= EcoProfit =

ECOPROFIT (in full Ecological Project for Integrated Environmental Protection, in German Ökoprofit) was developed in 1991 in Graz, Austria by the Environmental Office of the City of Graz and Graz University of Technology.

ECOPROFIT is a cooperative approach between the regional authority and local companies with the goal of reducing cost for waste, raw materials, water, and energy. Reductions in these areas also reduce environmental aspects of businesses. The model addresses production companies as well as hospitals, hotels, service companies and tradespeople.

Important elements of ECOPROFIT are workshops in Cleaner production and individual consulting by experienced consultants. After the first year the companies are audited (legal compliance, environmental performance, environmental programme) and receive an official award by the City. A number of companies at the same time goes for certification according to ISO 14001.

Additionally, most of the companies join the so-called ECOPROFIT CLUB. In regular workshop meetings they receive an exchange of experience and update their knowledge on environmental law and new organisational and technical development. The companies also receive support by consultants in the identification and implementation of new measures.

The ECOPROFIT approach as a model of cooperation of the community with regional companies is used in 19 countries on 4 continents.
- Austria (Graz, Vienna, Vorarlberg, Klagenfurt),
- Germany (Munich, Berlin, Hamburg, Dortmund, Aachen, and 60 more cities),
- Slovenia (Ljubljana, Maribor),
- Italy (Modena),
- Hungary (Pécs),
- India (Gurgaon),
- Colombia (Bucaramanga, Medellín),
- Korea (Incheon, Busan),
- China (Panzhihua) and further more.

More than 5.000 companies worldwide participate in ECOPROFIT projects, most of them in Austria and Germany.

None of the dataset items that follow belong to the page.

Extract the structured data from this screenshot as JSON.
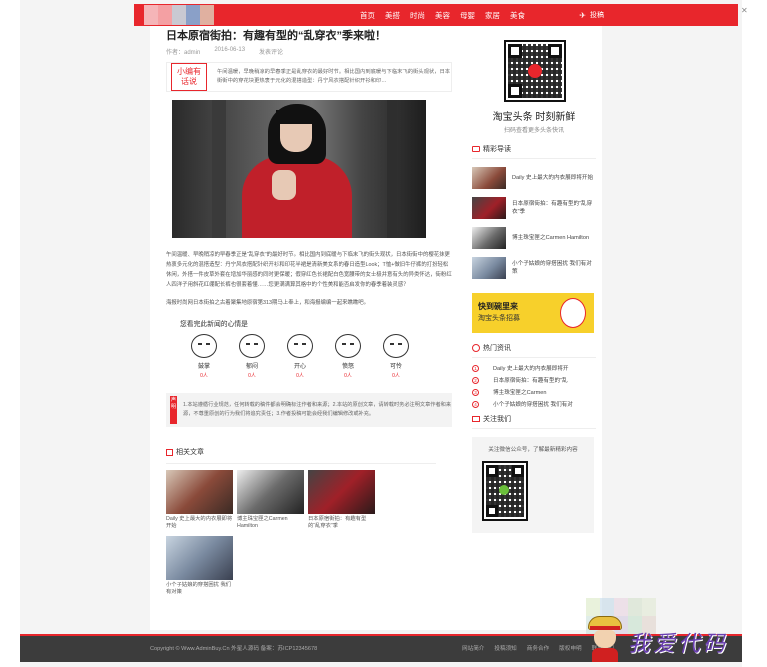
{
  "nav": {
    "items": [
      "首页",
      "美搭",
      "时尚",
      "美容",
      "母婴",
      "家居",
      "美食"
    ],
    "tougao": "投稿",
    "logo_colors": [
      "#f5b5b8",
      "#f4a0a3",
      "#c9c9d2",
      "#8aa0c8",
      "#e0b0a0"
    ]
  },
  "article": {
    "title": "日本原宿街拍：有趣有型的“乱穿衣”季来啦！",
    "meta_author": "作者：admin",
    "meta_date": "2016-06-13",
    "meta_comment": "发表评论",
    "intro_badge_line1": "小编有",
    "intro_badge_line2": "话说",
    "intro_text": "午间温暖，早晚稍凉的早春季正是乱穿衣的最好时节。相比国内到底暖与下临末飞的街头观状，日本街街中的穿花块更热衷于元化的混搭造型：丹宁风衣搭配针织开衫和印…",
    "body_p1": "午间温暖、早晚稍凉的早春季正是“乱穿衣”的最好时节。相比国内到底暖与下临末飞的街头观状，日本街街中的樱花抹更热衷多元化的混搭造型：丹宁风衣搭配针织开衫和印花半裙是清新美女系的春日造型Look；T恤+做旧牛仔裤的打扮轻松休闲，外搭一件皮草外套在增加华丽感的同时更保暖；假穿红色长裙配白色宽腰带的女士极并意有头的异类怀达，街粉红人四洋子用斜花红绷配长裤也很套着懂……您更满满算其格中的个性美和能否启发你的春季着装灵感？",
    "body_p2": "海报时尚网日本街拍之古着聚集地原宿第313期马上奉上，和海报编编一起来瞧瞧吧。",
    "mood_title": "您看完此新闻的心情是",
    "moods": [
      {
        "label": "鼓掌",
        "count": "0人"
      },
      {
        "label": "郁闷",
        "count": "0人"
      },
      {
        "label": "开心",
        "count": "0人"
      },
      {
        "label": "愤怒",
        "count": "0人"
      },
      {
        "label": "可怜",
        "count": "0人"
      }
    ],
    "notice_badge": "声明",
    "notice_text": "1.本站遵循行业规范，任何转载的稿件都会明确标注作者和来源；2.本站的原创文章，请转载时务必注明文章作者和来源，不尊重原创的行为我们将追究责任；3.作者投稿可能会经我们编辑修改或补充。",
    "related_title": "相关文章",
    "related": [
      {
        "caption": "Daily 史上最大的内衣展即将开始",
        "color": "#8a4a3a"
      },
      {
        "caption": "博主珠宝匣之Carmen Hamilton",
        "color": "#6a6a6a"
      },
      {
        "caption": "日本原宿街拍：有趣有型的“乱穿衣”季",
        "color": "#5a2024"
      },
      {
        "caption": "小个子姑娘的穿搭困扰 我们有对策",
        "color": "#7a8aa0"
      }
    ]
  },
  "sidebar": {
    "brand": "淘宝头条 时刻新鲜",
    "brand_sub": "扫码查看更多头条快讯",
    "picks_title": "精彩导读",
    "picks": [
      {
        "text": "Daily 史上最大的内衣展即将开始",
        "color": "#8a4a3a"
      },
      {
        "text": "日本原宿街拍：有趣有型的“乱穿衣”季",
        "color": "#5a2024"
      },
      {
        "text": "博主珠宝匣之Carmen Hamilton",
        "color": "#6a6a6a"
      },
      {
        "text": "小个子姑娘的穿搭困扰 我们有对策",
        "color": "#7a8aa0"
      }
    ],
    "ad_line1": "快到碗里来",
    "ad_line2": "淘宝头条招募",
    "hot_title": "热门资讯",
    "hot": [
      {
        "num": "1",
        "text": "Daily 史上最大的内衣展即将开"
      },
      {
        "num": "2",
        "text": "日本原宿街拍：有趣有型的“乱"
      },
      {
        "num": "3",
        "text": "博主珠宝匣之Carmen"
      },
      {
        "num": "4",
        "text": "小个子姑娘的穿搭困扰 我们有对"
      }
    ],
    "follow_title": "关注我们",
    "follow_text": "关注微信公众号，了解最新精彩内容"
  },
  "footer": {
    "copyright": "Copyright © Www.AdminBuy.Cn 外星人源码 备案：苏ICP12345678",
    "links": [
      "网站简介",
      "投稿须知",
      "商务合作",
      "版权申明",
      "联系我们"
    ]
  },
  "watermark": {
    "text": "我爱代码"
  }
}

In Graz, a city with 260.000 inhabitants, until today, on an annual basis approximately 2 million Euros are saved. Results include (as of 2002, first year savings): 100.000 m³ of water, 2 GWh electricity, 0,5 GWhs of process heat, 700 tons of solid waste. This makes Ecoprofit an important means to reduce the industrial contribution to Global warming. In the German projects, more than 100.000 tons of carbon dioxide are saved annually.